This week Allen Edmonds sent over some images from its archives. As promised, they’re being presented today as an antidote for those suffering from sartorial nausea due to yesterday’s post on footwear of the poncier variety.
And now, thanks to AE, we get to learn about a late ’30s campus trend I’d never heard of: crepe-soled alpine shoes. Above is an image from the May, 1939 issue of Esquire. And here’s the breakdown of the outfit:
And accompanying text:
Allen Edmonds sent them over to put this ad in context:
Note the tagline “the shoe of tomorrow.” Below are more glimpses of the footwear of tomorrow — and yesteryear. — CC
Great drawings!
Velvet tie? I don’t believe I’ve ever encountered such a thing.

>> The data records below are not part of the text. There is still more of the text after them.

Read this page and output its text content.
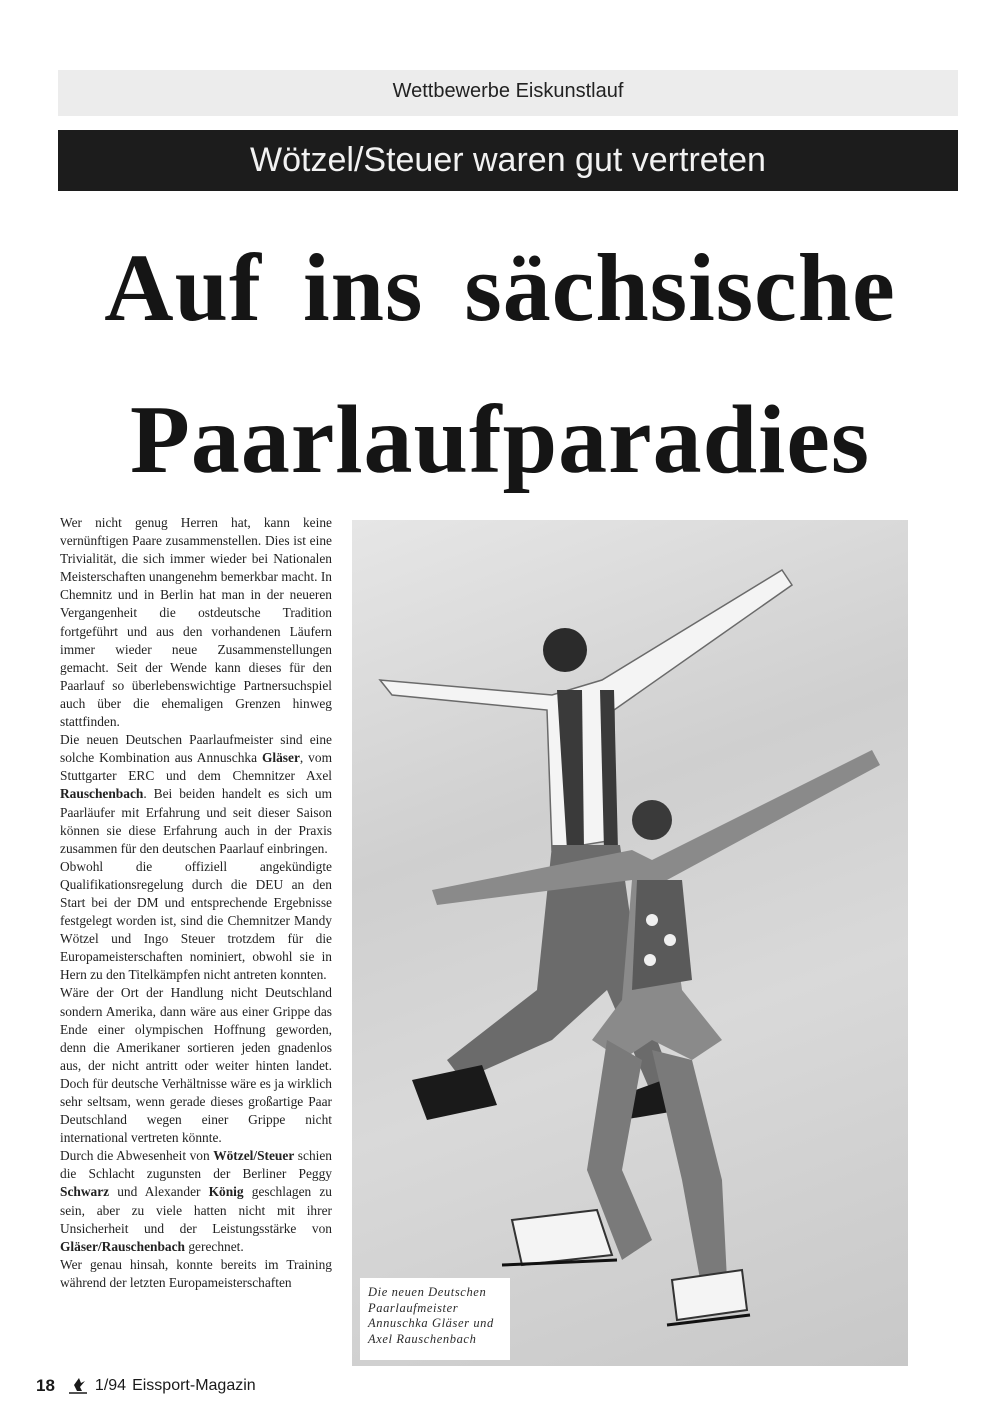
Wettbewerbe Eiskunstlauf
Wötzel/Steuer waren gut vertreten
Auf ins sächsische
Paarlaufparadies

Wer nicht genug Herren hat, kann keine vernünftigen Paare zusammenstellen. Dies ist eine Trivialität, die sich immer wieder bei Nationalen Meisterschaften unangenehm bemerkbar macht. In Chemnitz und in Berlin hat man in der neueren Vergangenheit die ostdeutsche Tradition fortgeführt und aus den vorhandenen Läufern immer wieder neue Zusammenstellungen gemacht. Seit der Wende kann dieses für den Paarlauf so überlebenswichtige Partnersuchspiel auch über die ehemaligen Grenzen hinweg stattfinden.

Die neuen Deutschen Paarlaufmeister sind eine solche Kombination aus Annuschka Gläser, vom Stuttgarter ERC und dem Chemnitzer Axel Rauschenbach. Bei beiden handelt es sich um Paarläufer mit Erfahrung und seit dieser Saison können sie diese Erfahrung auch in der Praxis zusammen für den deutschen Paarlauf einbringen.

Obwohl die offiziell angekündigte Qualifikationsregelung durch die DEU an den Start bei der DM und entsprechende Ergebnisse festgelegt worden ist, sind die Chemnitzer Mandy Wötzel und Ingo Steuer trotzdem für die Europameisterschaften nominiert, obwohl sie in Hern zu den Titelkämpfen nicht antreten konnten.

Wäre der Ort der Handlung nicht Deutschland sondern Amerika, dann wäre aus einer Grippe das Ende einer olympischen Hoffnung geworden, denn die Amerikaner sortieren jeden gnadenlos aus, der nicht antritt oder weiter hinten landet. Doch für deutsche Verhältnisse wäre es ja wirklich sehr seltsam, wenn gerade dieses großartige Paar Deutschland wegen einer Grippe nicht international vertreten könnte.

Durch die Abwesenheit von Wötzel/Steuer schien die Schlacht zugunsten der Berliner Peggy Schwarz und Alexander König geschlagen zu sein, aber zu viele hatten nicht mit ihrer Unsicherheit und der Leistungsstärke von Gläser/Rauschenbach gerechnet.

Wer genau hinsah, konnte bereits im Training während der letzten Europameisterschaften

Die neuen Deutschen Paarlaufmeister Annuschka Gläser und Axel Rauschenbach
18	1/94 Eissport-Magazin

A bit of an AE fan, I thoroughly enjoyed this presentation! Thanks.
@Cameron: there was a certain “fashion” (dare not call it style) to San Francisco and Los Angeles pimps in the mid-60s and early 70s that employed velvet and a whole lot more. Beyond this context, though, I consider it a novelty…at best.
An Alpine influence seemed to be always bubbling just below the surface during the heyday. In my collection of 1960s Esquires and Playboys there is a modicum of ads touting Alpine-style Fedoras and the occasional piece of Alpine-inspired outerwear. Many dress shoes with full raised (Scotch-grain) leather were described as Alpine-Grain.
The most noticeable impact seems to have been the popularity of the traditional German-Austrian Loden Green (some manufacturers called it Black Forest Green), a color offered on scores of suits, sport coats, hats and shoes.
Let’s hear it for “The Sound Of Music” look!.
Great of AE to share these ads!
Schneiders of Salzburg still makes some magnificently “I-went-to-Europe-in-1962” Loden stuff. I lust after their car coats.
The full-on outfit is a bit much other than as a great snapshot of a style moment, but I kinda like the quirky design of the shoes. I could see those working into a outfit today that is echoing the past or just as a unique style element.
the gimmicky Allen Edmonds side-laced “Skos” may have been vaguely “Alpine” but they’re about as Ivy as Earth Shoes … glad that they were not “the shoe of tomorrow”
That the side-laced alpine shoe did not extend its fad-dom post war, and thereby become an approved “Ivy” item is a mere accident of history. To me the fact that they’re a tad exotic, while simultaneously not entirely ridiculous, makes them somewhat appealing.
I’ve seen such shoes in quite a number of Apparel Arts illustrations from the 1930s.